Wolfgang Vondey: The Holy Spirit and the Christian Life
Wolfgang Vondey, ed., The Holy Spirit and the Christian Life: Historical, Interdisciplinary, and Renewal Perspectives, Christianity and Renewal – Interdisciplinary Studies 1 (New York, NY: Palgrave MacMillan, 2014), v + 240 pages.
Wolfgang Vondey is Associate Professor of Systematic Theology and Director of the Center for Renewal Studies at Regent University. He has authored and edited numerous publications on Pentecostal, charismatic, ecumenical, and theological interests. In this title, 12 scholars from philosophical, theological, historical, and biblical disciplines join to discuss the transforming work of the Spirit in the Christian life. These individual essays are held together by a focus on the exploration of the relation between the work of the Spirit and personal, ecclesial, and social transformation, discipleship, and Christian formation. The title points toward interdisciplinary integration of theory and practice and theology and spirituality.
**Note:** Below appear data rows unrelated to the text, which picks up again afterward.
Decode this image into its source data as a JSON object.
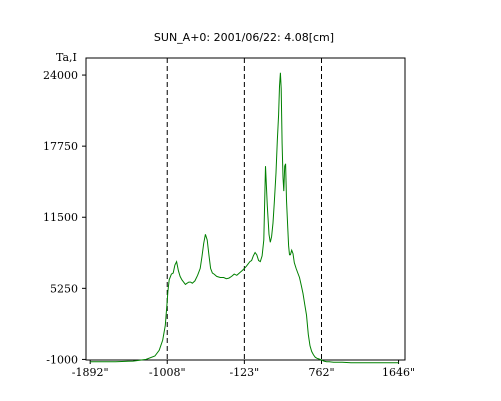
{
  "chart_data": {
    "type": "line",
    "title": "SUN_A+0: 2001/06/22: 4.08[cm]",
    "ylabel": "Ta,I",
    "xlabel": "",
    "xlim": [
      -1940,
      1720
    ],
    "ylim": [
      -1050,
      25500
    ],
    "x_ticks": [
      -1892,
      -1008,
      -123,
      762,
      1646
    ],
    "x_tick_labels": [
      "-1892\"",
      "-1008\"",
      "-123\"",
      "762\"",
      "1646\""
    ],
    "y_ticks": [
      -1000,
      5250,
      11500,
      17750,
      24000
    ],
    "y_tick_labels": [
      "-1000",
      "5250",
      "11500",
      "17750",
      "24000"
    ],
    "vlines": [
      -1008,
      -123,
      762
    ],
    "grid": false,
    "series": [
      {
        "color": "#008000",
        "x": [
          -1892,
          -1600,
          -1400,
          -1250,
          -1150,
          -1100,
          -1060,
          -1030,
          -1010,
          -1000,
          -985,
          -960,
          -940,
          -920,
          -900,
          -880,
          -860,
          -840,
          -820,
          -800,
          -780,
          -760,
          -740,
          -720,
          -690,
          -660,
          -630,
          -610,
          -590,
          -570,
          -550,
          -530,
          -510,
          -490,
          -470,
          -440,
          -400,
          -360,
          -330,
          -300,
          -270,
          -240,
          -210,
          -180,
          -150,
          -123,
          -100,
          -80,
          -60,
          -40,
          -20,
          0,
          20,
          40,
          60,
          80,
          100,
          120,
          140,
          160,
          175,
          190,
          205,
          220,
          240,
          255,
          270,
          280,
          290,
          300,
          310,
          320,
          330,
          340,
          350,
          360,
          375,
          385,
          395,
          405,
          420,
          435,
          450,
          470,
          490,
          510,
          530,
          550,
          570,
          590,
          610,
          630,
          650,
          670,
          690,
          710,
          730,
          762,
          790,
          820,
          850,
          900,
          950,
          1000,
          1100,
          1200,
          1300,
          1400,
          1500,
          1646
        ],
        "y": [
          -1200,
          -1200,
          -1150,
          -1000,
          -700,
          -200,
          700,
          2000,
          4000,
          5000,
          6000,
          6500,
          6600,
          7300,
          7600,
          6800,
          6300,
          6000,
          5800,
          5600,
          5700,
          5800,
          5800,
          5700,
          5900,
          6400,
          7000,
          8000,
          9200,
          10000,
          9500,
          8200,
          7000,
          6600,
          6500,
          6300,
          6200,
          6200,
          6100,
          6150,
          6300,
          6500,
          6400,
          6600,
          6800,
          7000,
          7200,
          7400,
          7600,
          7700,
          8100,
          8400,
          8200,
          7700,
          7600,
          8100,
          9500,
          16000,
          12500,
          10000,
          9300,
          9800,
          11000,
          12800,
          15400,
          18200,
          20500,
          23000,
          24200,
          22800,
          18000,
          15000,
          13800,
          16000,
          16200,
          13000,
          10500,
          9000,
          8200,
          8200,
          8600,
          8300,
          7500,
          7000,
          6600,
          6200,
          5500,
          4800,
          3800,
          2900,
          1200,
          200,
          -300,
          -600,
          -800,
          -900,
          -950,
          -1050,
          -1150,
          -1200,
          -1200,
          -1250,
          -1250,
          -1250,
          -1300,
          -1300,
          -1300,
          -1300,
          -1300,
          -1300
        ]
      }
    ]
  }
}
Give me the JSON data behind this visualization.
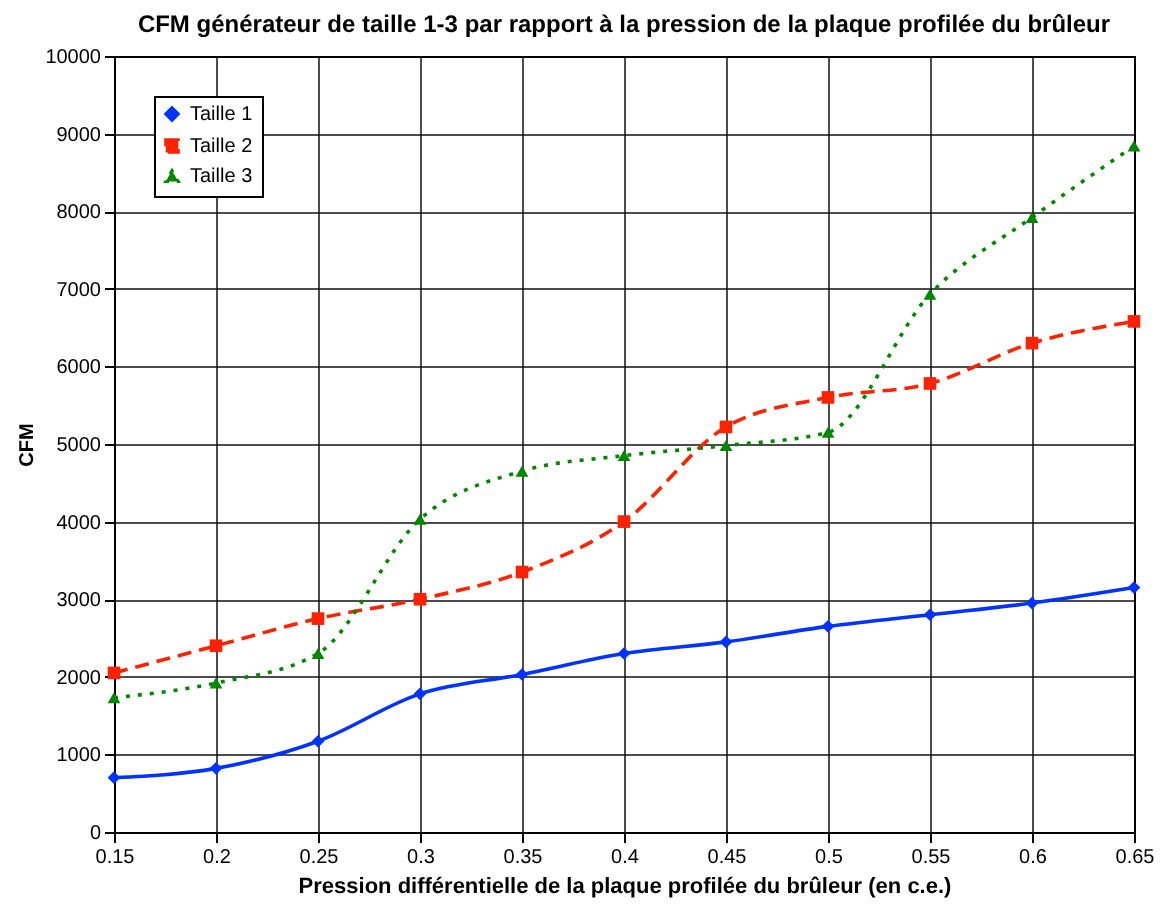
{
  "chart_data": {
    "type": "line",
    "title": "CFM générateur de taille 1-3 par rapport à la pression de la plaque profilée du brûleur",
    "xlabel": "Pression différentielle de la plaque profilée du brûleur (en c.e.)",
    "ylabel": "CFM",
    "x": [
      0.15,
      0.2,
      0.25,
      0.3,
      0.35,
      0.4,
      0.45,
      0.5,
      0.55,
      0.6,
      0.65
    ],
    "series": [
      {
        "name": "Taille 1",
        "color": "#0033ff",
        "marker": "diamond",
        "line_style": "solid",
        "values": [
          700,
          820,
          1170,
          1780,
          2030,
          2300,
          2450,
          2650,
          2800,
          2950,
          3150
        ]
      },
      {
        "name": "Taille 2",
        "color": "#ff2200",
        "marker": "square",
        "line_style": "dashed",
        "values": [
          2050,
          2400,
          2750,
          3000,
          3350,
          4000,
          5220,
          5600,
          5780,
          6300,
          6580
        ]
      },
      {
        "name": "Taille 3",
        "color": "#008800",
        "marker": "triangle",
        "line_style": "dotted",
        "values": [
          1730,
          1920,
          2300,
          4030,
          4650,
          4850,
          4980,
          5150,
          6930,
          7920,
          8840
        ]
      }
    ],
    "xlim": [
      0.15,
      0.65
    ],
    "xticks": [
      0.15,
      0.2,
      0.25,
      0.3,
      0.35,
      0.4,
      0.45,
      0.5,
      0.55,
      0.6,
      0.65
    ],
    "ylim": [
      0,
      10000
    ],
    "yticks": [
      0,
      1000,
      2000,
      3000,
      4000,
      5000,
      6000,
      7000,
      8000,
      9000,
      10000
    ],
    "grid": true,
    "legend": "top left"
  }
}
In the Introduction, Vondey notes that the biblical images for the Spirit (including wind, breath, fire, water, and love), which are all metaphors that capture not only the basic elements of the world, but also the fundamental necessities of creation. Yet, as Vondey reminds us, Basil of Caesarea tells us that the “Spirit is not brought into intimate association with the soul by its local approximation.” Indeed, the Spirit may drive all of creation toward God, but this does not guarantee that we shall see the Spirit’s work in all of creation, for we must still discern the spirits (2). In this title particularly, and all of this Series generally, Renewal is a “journey by way of the Spirit into and transcending the full range of classical expressions and core symbols of the faith toward their transformation” (11).
The origin of these essays was the 2013 Annual Conference in Renewal Studies at Regent University, titled the same as the book. Most of the essays in this collection were presented at this venue, or other similar venues. With the remaining space for review, I would like to mention some of the more impactful chapters from the text. Starting the text off in chapter 1 is Steve Sherman’s, “Mapping the Hermeneutical Waters,” wherein he argues that only a robust, Spirit-filled hermeneutic will be apropos for the Evangelical community. Sherman maps five hermeneutical territories, and suggests that although there is general agreement regarding the necessity of pneumatic hermeneutics, Spirit-filled hermeneutics takes on vastly different form from model to model. In chapter 5, Cheryl M. Peterson participates in “A Lutheran Engagement with Wesley on the Work of the Holy Spirit.” In this chapter, she asks what a Lutheran can learn from Wesley about the Spirit in the Christian life. Peterson’s study shows ways in which they can reclaim a more complete historical understanding of the Spirit’s work in the Christian life as well as get an assist from their theological neighbors, the Wesley’s, regarding the fullness of salvation given through Christ in the Spirit.